「別れる」と「分かれる」。
どちらも一緒になっているものを別々にわけるという意味で、読み方もまったく同じなのですが、この2つにはどのような違いがあるのでしょう?
今回は微妙に違う2つの「わかれる」について調べてみました。
別れるの意味・使い方
別れるは「離れて別々になる」ことです。
離れる対象となるのは主に「人」で、二人以上の人たちが人間関係などそれまでの関係を解消したりする時、つまり「離れて去る」時に使われます。

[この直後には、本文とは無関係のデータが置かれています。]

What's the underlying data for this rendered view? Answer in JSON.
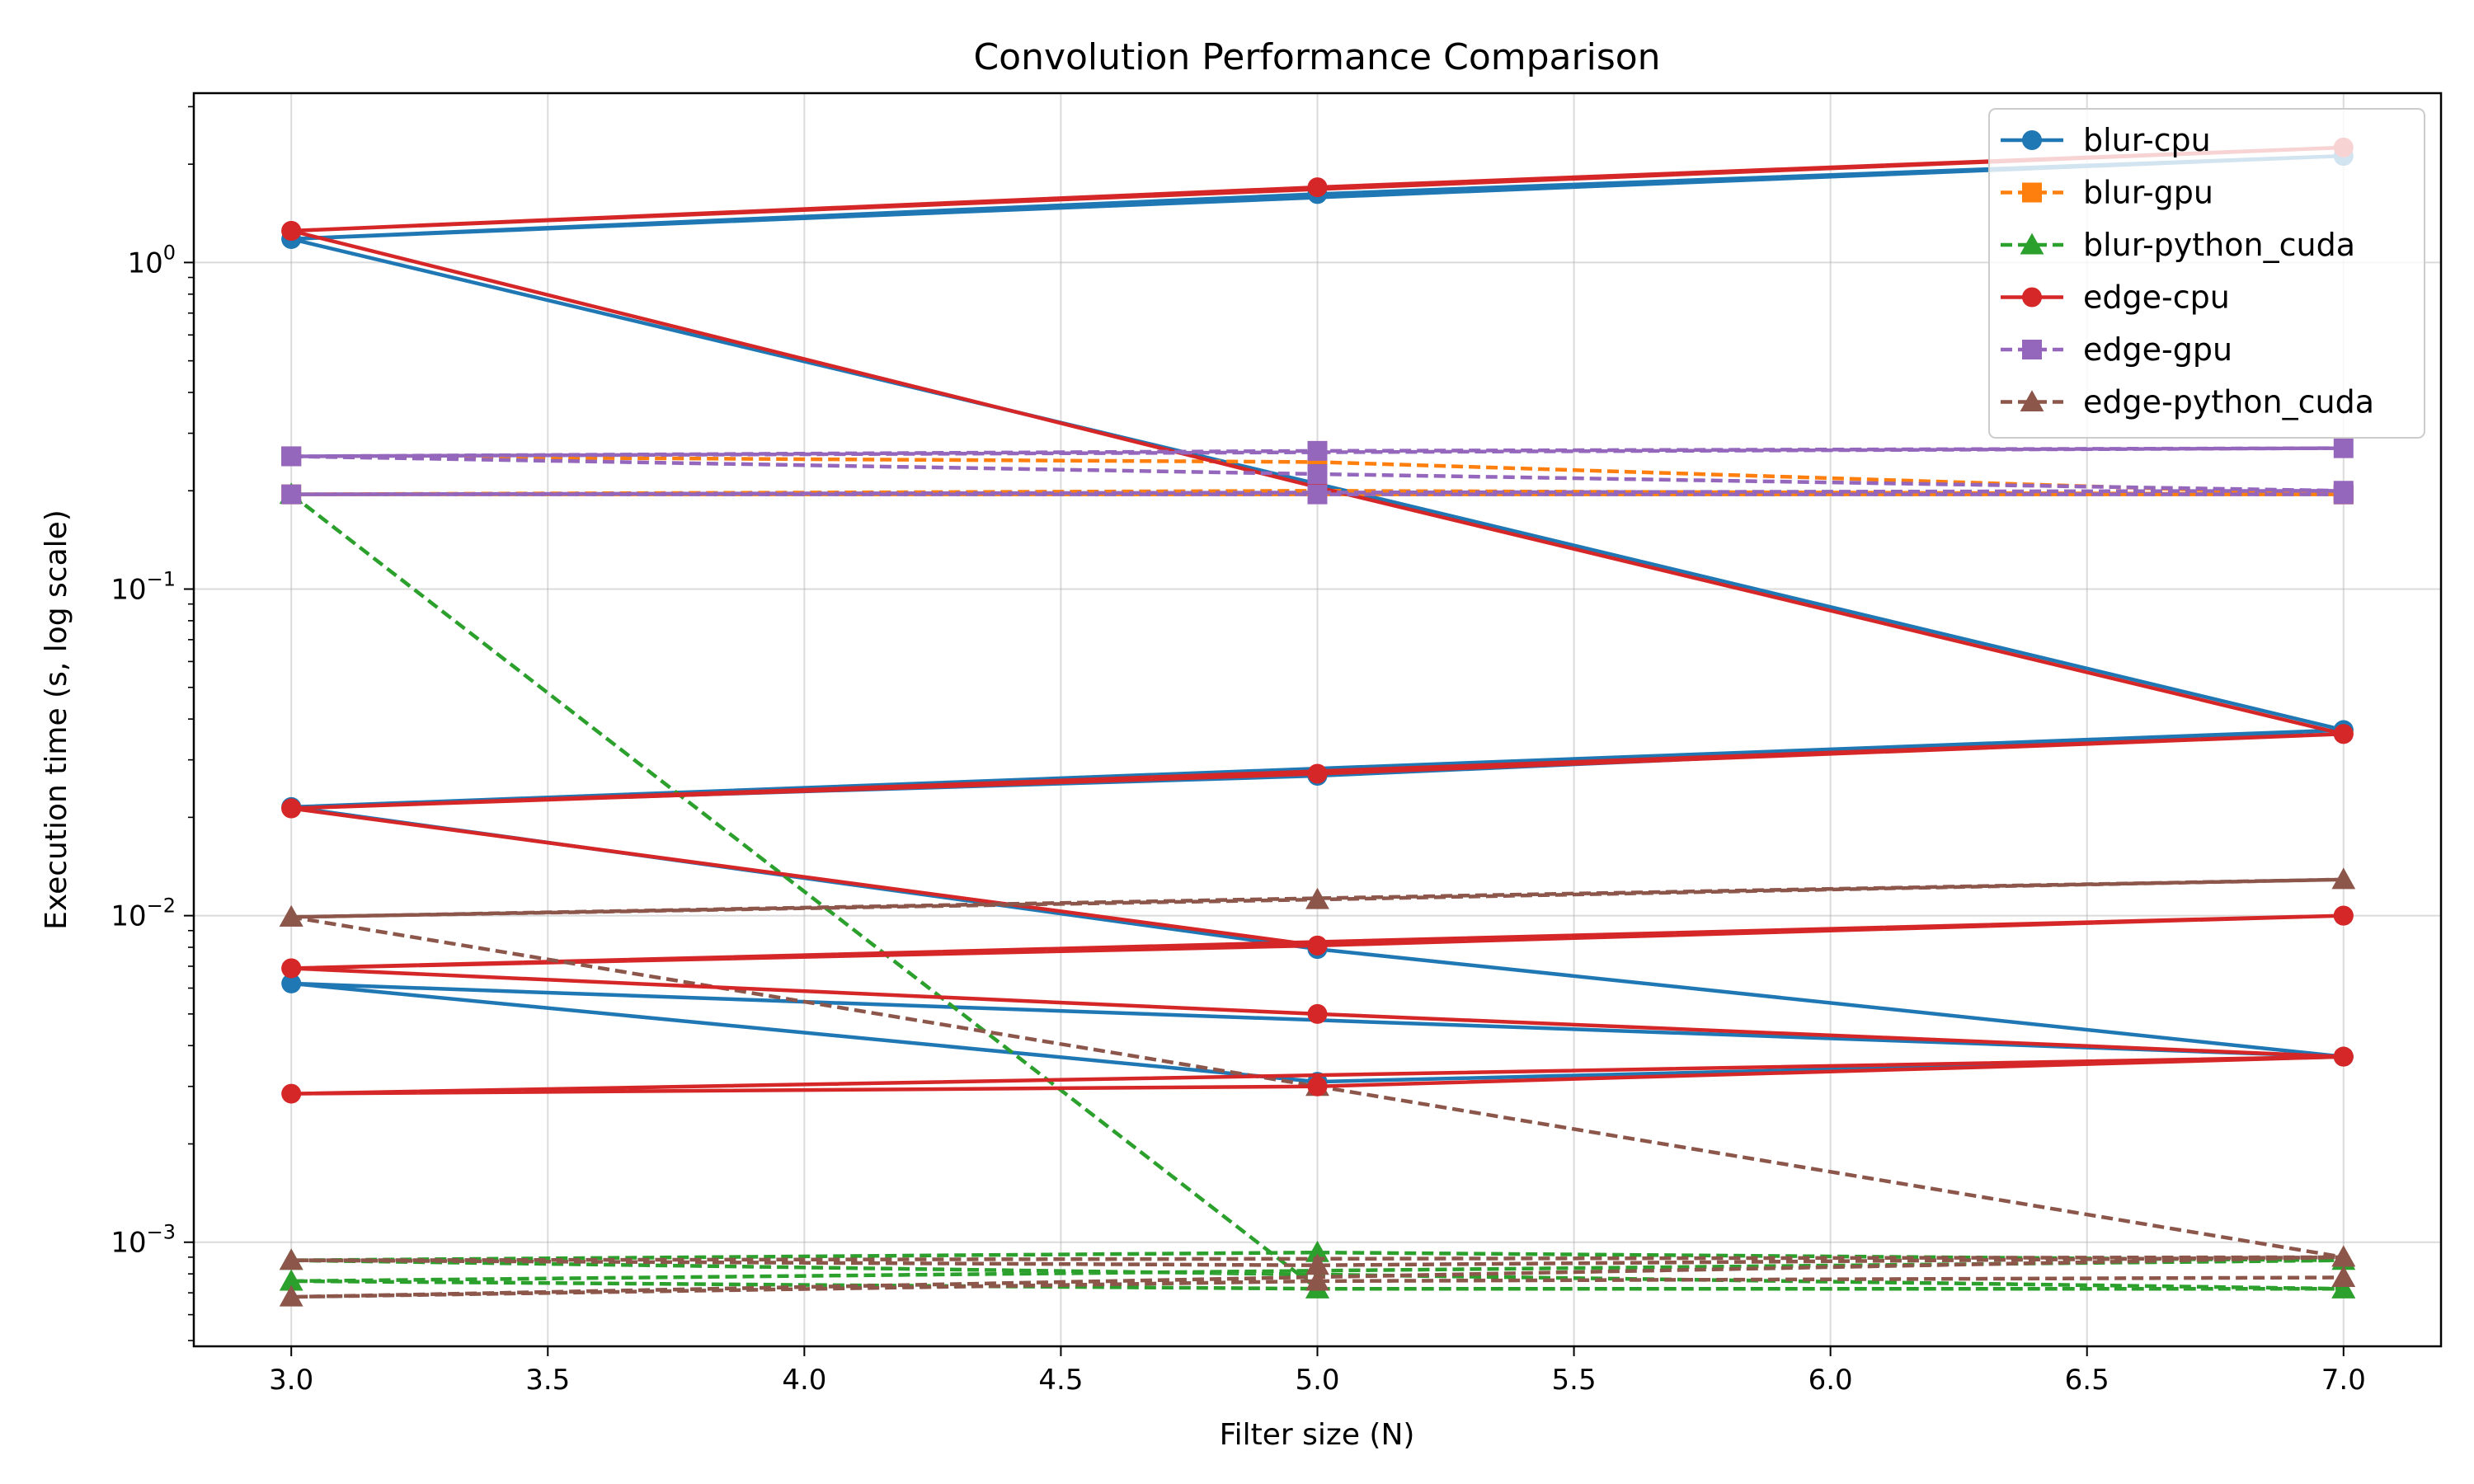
{
  "chart_data": {
    "type": "line",
    "title": "Convolution Performance Comparison",
    "xlabel": "Filter size (N)",
    "ylabel": "Execution time (s, log scale)",
    "xlim": [
      2.81,
      7.19
    ],
    "ylim": [
      0.00048,
      3.3
    ],
    "y_scale": "log",
    "x_ticks": [
      3.0,
      3.5,
      4.0,
      4.5,
      5.0,
      5.5,
      6.0,
      6.5,
      7.0
    ],
    "x_tick_labels": [
      "3.0",
      "3.5",
      "4.0",
      "4.5",
      "5.0",
      "5.5",
      "6.0",
      "6.5",
      "7.0"
    ],
    "y_major_ticks": [
      0.001,
      0.01,
      0.1,
      1
    ],
    "y_tick_labels": [
      {
        "base": "10",
        "exp": "−3"
      },
      {
        "base": "10",
        "exp": "−2"
      },
      {
        "base": "10",
        "exp": "−1"
      },
      {
        "base": "10",
        "exp": "0"
      }
    ],
    "grid": true,
    "legend_position": "top-right",
    "series": [
      {
        "name": "blur-cpu",
        "color": "#1f77b4",
        "marker": "circle",
        "dash": "solid",
        "x": [
          3,
          5,
          7,
          3,
          5,
          7,
          3,
          5,
          7,
          3,
          5,
          7,
          3,
          5,
          7
        ],
        "y": [
          1.18,
          1.62,
          2.12,
          1.18,
          0.21,
          0.037,
          0.0215,
          0.0268,
          0.037,
          0.0215,
          0.0079,
          0.0037,
          0.0062,
          0.0031,
          0.0037
        ]
      },
      {
        "name": "blur-gpu",
        "color": "#ff7f0e",
        "marker": "square",
        "dash": "dashed",
        "x": [
          3,
          5,
          7,
          3,
          5,
          7
        ],
        "y": [
          0.255,
          0.245,
          0.195,
          0.195,
          0.2,
          0.195
        ]
      },
      {
        "name": "blur-python_cuda",
        "color": "#2ca02c",
        "marker": "triangle",
        "dash": "dashed",
        "x": [
          3,
          5,
          7,
          3,
          5,
          7,
          3,
          5,
          7
        ],
        "y": [
          0.195,
          0.00072,
          0.00072,
          0.00088,
          0.00093,
          0.00088,
          0.00076,
          0.00072,
          0.00072
        ]
      },
      {
        "name": "edge-cpu",
        "color": "#d62728",
        "marker": "circle",
        "dash": "solid",
        "x": [
          3,
          5,
          7,
          3,
          5,
          7,
          3,
          5,
          7,
          3,
          5,
          7,
          3,
          5,
          7
        ],
        "y": [
          1.25,
          1.7,
          2.25,
          1.25,
          0.205,
          0.036,
          0.0213,
          0.0272,
          0.036,
          0.0213,
          0.0081,
          0.01,
          0.0069,
          0.0081,
          0.01
        ]
      },
      {
        "name": "edge-gpu",
        "color": "#9467bd",
        "marker": "square",
        "dash": "dashed",
        "x": [
          3,
          5,
          7,
          3,
          5,
          7,
          3,
          5,
          7
        ],
        "y": [
          0.255,
          0.265,
          0.27,
          0.255,
          0.225,
          0.2,
          0.195,
          0.195,
          0.195
        ]
      },
      {
        "name": "edge-python_cuda",
        "color": "#8c564b",
        "marker": "triangle",
        "dash": "dashed",
        "x": [
          3,
          5,
          7,
          3,
          5,
          7,
          3,
          5,
          7,
          3,
          5,
          7
        ],
        "y": [
          0.0099,
          0.0112,
          0.0129,
          0.0099,
          0.003,
          0.0009,
          0.00088,
          0.00085,
          0.0009,
          0.00068,
          0.00076,
          0.00078
        ]
      },
      {
        "name": "",
        "color": "#d62728",
        "marker": "circle",
        "dash": "solid",
        "legend": false,
        "x": [
          3,
          5,
          7,
          3,
          5,
          7
        ],
        "y": [
          0.0069,
          0.005,
          0.0037,
          0.00285,
          0.003,
          0.0037
        ]
      }
    ]
  }
}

別居・別離・死別・生き別れなど、「別」を使う言葉の対象が主に人で、もとの状態に戻すことが難しい熟語が多いことからも「離れて去る」というニュアンスであることがわかりますよね。
例:5年前に別れた彼女と、よりを戻して結婚した。
例:戦時中に生き別れになっていた家族と、やっと再会することができた。
分かれるの意味・使い方
分かれるは「まとまっているものがいくつかに離れる」こと。
離れるのは主に「物」や「事」です。
実際、分離・分別・分岐点など、「分」を使う言葉は物や事に使われることが多いです。
こちらはわかれても、もとの状態に戻したり、後戻りしやすいニュアンスです。
例:この化粧水は、2層に分かれている成分をよく混和してから使わなければならない。
例:人生は、分かれ道の多い迷路のようなものだと思う。
別れる・分かれるの違い
「別れる」のターゲットは主に人です。
二人以上の人がそれまでの関係を断ち、わかれて去る場合に使われます。
一度わかれてしまうと、もとの状態に戻すことが難しいです。
「分かれる」のターゲットは主に人以外です。
まとまっていたものがいくつかに離れる時に使われます。こちらは、もとの状態に戻しやすいです。
しかし、「別れる=人」「分かれる=人以外」の原則が当てはまらないものもあります。
たとえば、10人の子供に「5人ずつわかれてグループを作りなさい」というような場合には、「分かれる」を使います。
これは、ひとまとまりであった10人が2つに離れるだけで、わかれて去るわけではないからです。
ちょっとややこしいですね。
まとめ
- 別れるの対象は主に人。関係を絶ち、別れて去る場合に使う。
- 分かれるの対象は主に物や事。まとまっていたものがいくつかに離れる時に使う。
「別れる」は十中八九「人」が対象ですが、「人」が対象でも「分かれる」が使われることがあるので気をつけましょう。
判断に迷ったら、わかれた後に簡単にもとの状態に戻せるかどうかで考えてみるといいですよ。